Into the Archives: The Unanswered Question on Advertised Persecution
Working for the federal government this summer seems to have drained all of the residual creativity that my first year of law school so generously left behind. Go figure. I was looking at old posts today (pre-Sheldon, Chris M.G., et al. - was there ever really such a time?) and noticed that this one never recieved any comments; most likely a sign that it was just a crappy post. But I liked it, and the question still bothers me, so I thought maybe LYMA v. 2.0 could take a crack at it:
Since most of you aren't in New York, you probably have never heard of Falun Dafa. Now I'm sure they are nice people, and from what I understand, they have a good cause. But they seem to have taken over Manhattan sidewalks with their "demonstrations." At the core, these groups usually consist of five or six normal looking people sitting peacefully in meditation. That's fine, and if that were all, I'd have no problem. But surrounding these folks are usually ten or so other people charged with acting out the Chinese government's current methods of torturing the followers of this practice. To compliment this troupe of budding actors, Falun Dafa has chosen to litter the area with incredibly graphic pictures of the flesh wounds and body burns generously handed out by Chinese authorities. This afternoon, while I was walking to lunch thinking about the pleasures of acquatic pesticides and how they may or may not kill lobsters, I was confronted with one of these disturbing reinactments. Needless to say, the whole thing just wierded me out. If meditation is your thing and you want converts, hey, tell me about meditation, but I'm not sure anyone ever joined a movement based on pity alone.
So this led me to another thought. A lot of groups point at persecution as a sign of the rightness of their cause. The early Christians did it; Jews do it; Mormons do it; Republicans do it; African-Americans do it. The list could go on. But the idea that persecution lends credibility to your movement is just a false one. I imagine that the Klan could claim a good bit of "persecution" these days, and I'm pretty sure their movement isn't too credible.
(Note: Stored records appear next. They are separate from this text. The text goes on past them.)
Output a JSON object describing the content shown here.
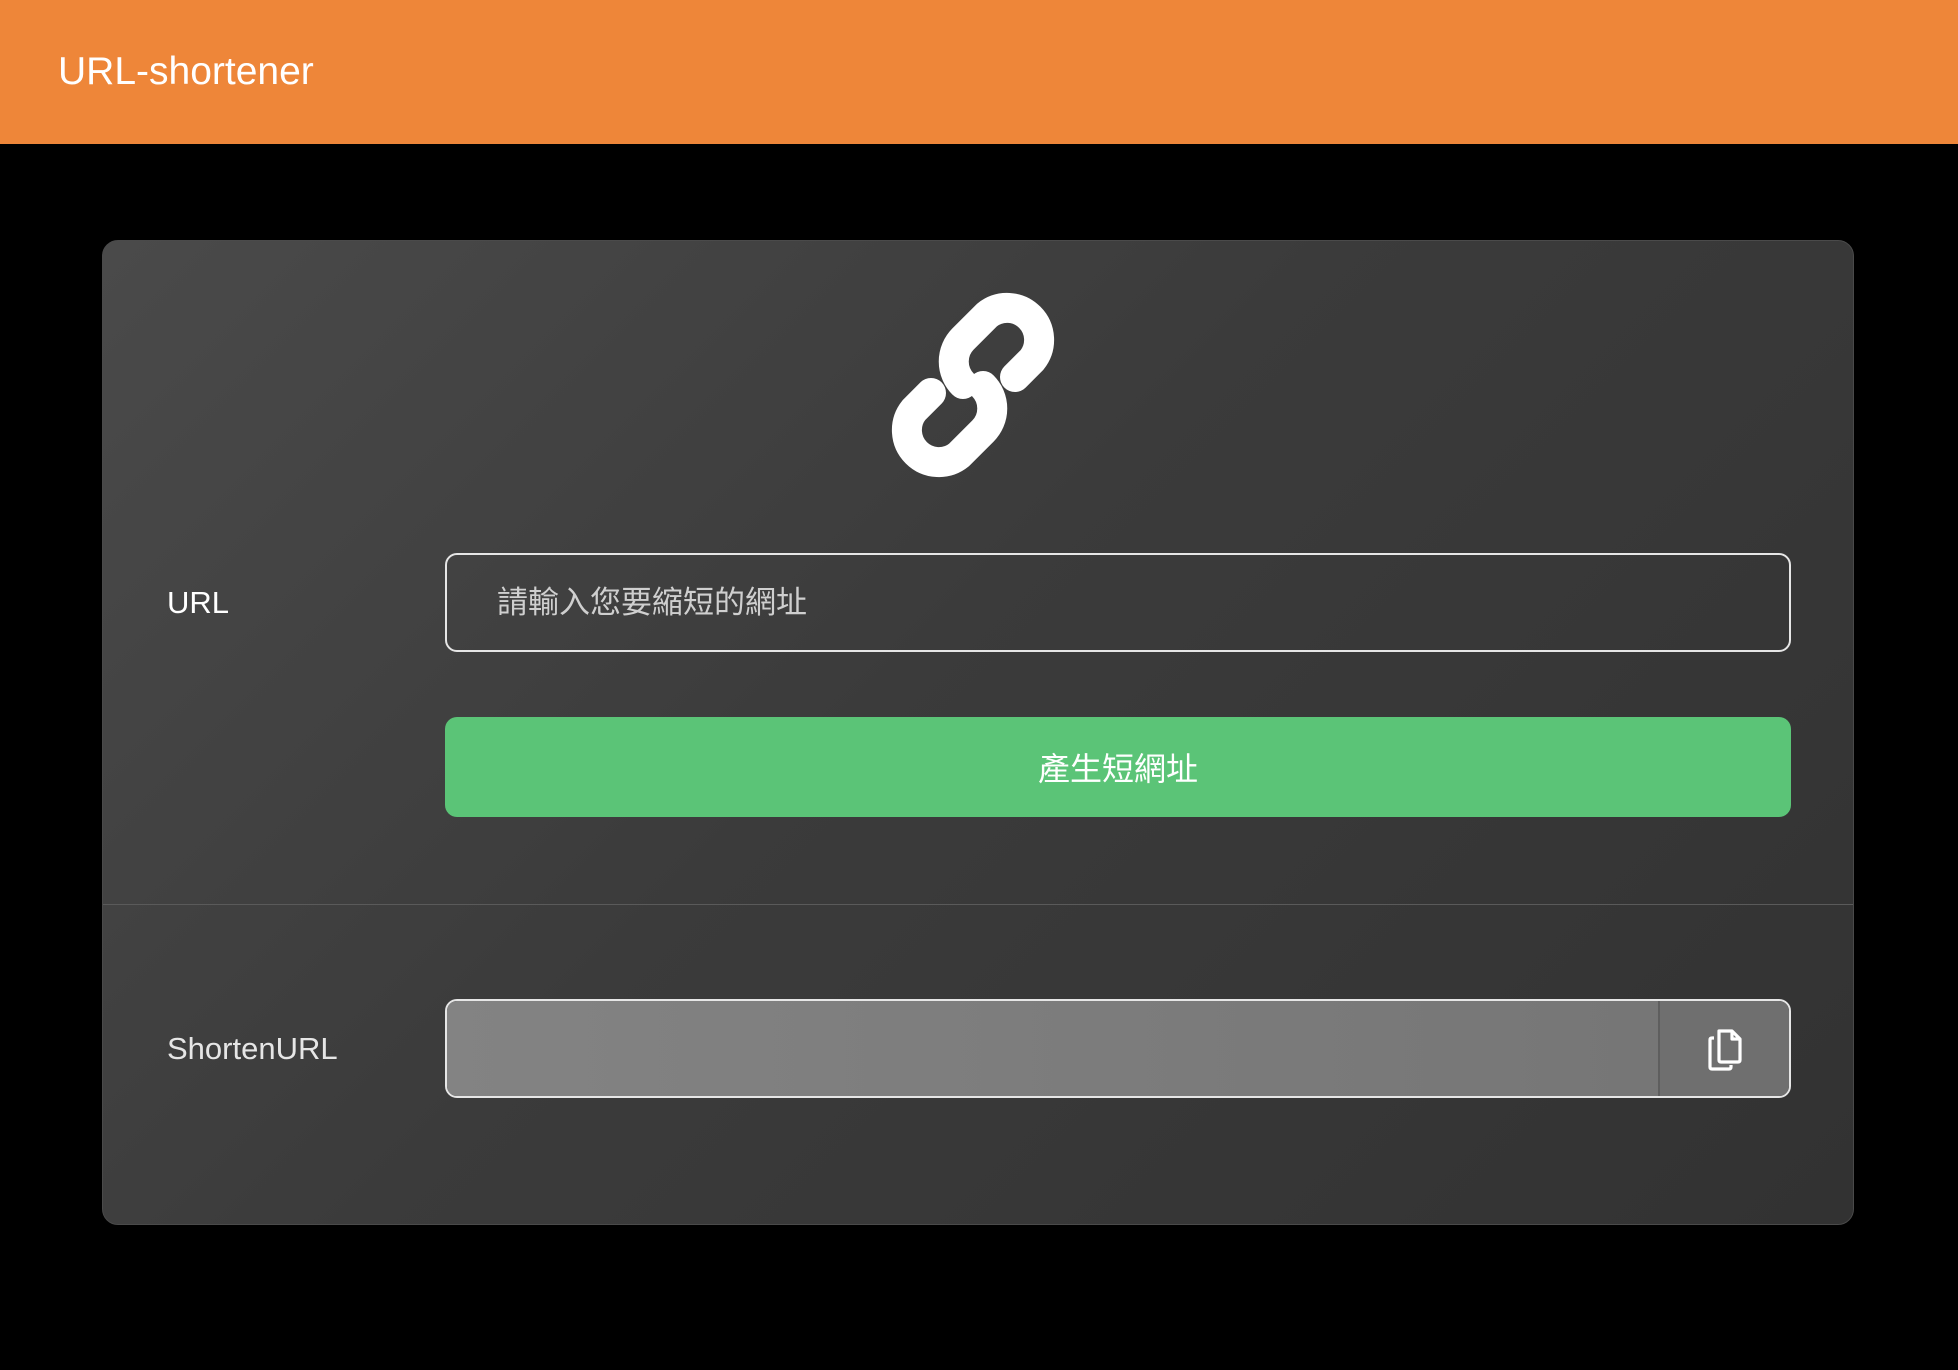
{
  "navbar": {
    "brand": "URL-shortener",
    "color": "#ee8639"
  },
  "form": {
    "logo_icon": "link-icon",
    "url_label": "URL",
    "url_placeholder": "請輸入您要縮短的網址",
    "url_value": "",
    "submit_label": "產生短網址",
    "submit_color": "#5bc477"
  },
  "result": {
    "label": "ShortenURL",
    "value": "",
    "copy_icon": "copy-icon"
  }
}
My question is this: If past persecution remains in the past, why bring it up? Why should LDS people even worry about the fact that there was an "extermination order" in Missouri, or that the United States government sent troops in 1857 to occupy Utah? I see a big difference between remembering the past so it doesn't repeat itself and remembering the past so we can all feel sorry for how bad we had it. I'm sure the Falun Daufa people are attempting (in an incredibly roundabout way) to enact change within China as much as they are looking for converts, but how do you guys think this applies in other circumstances?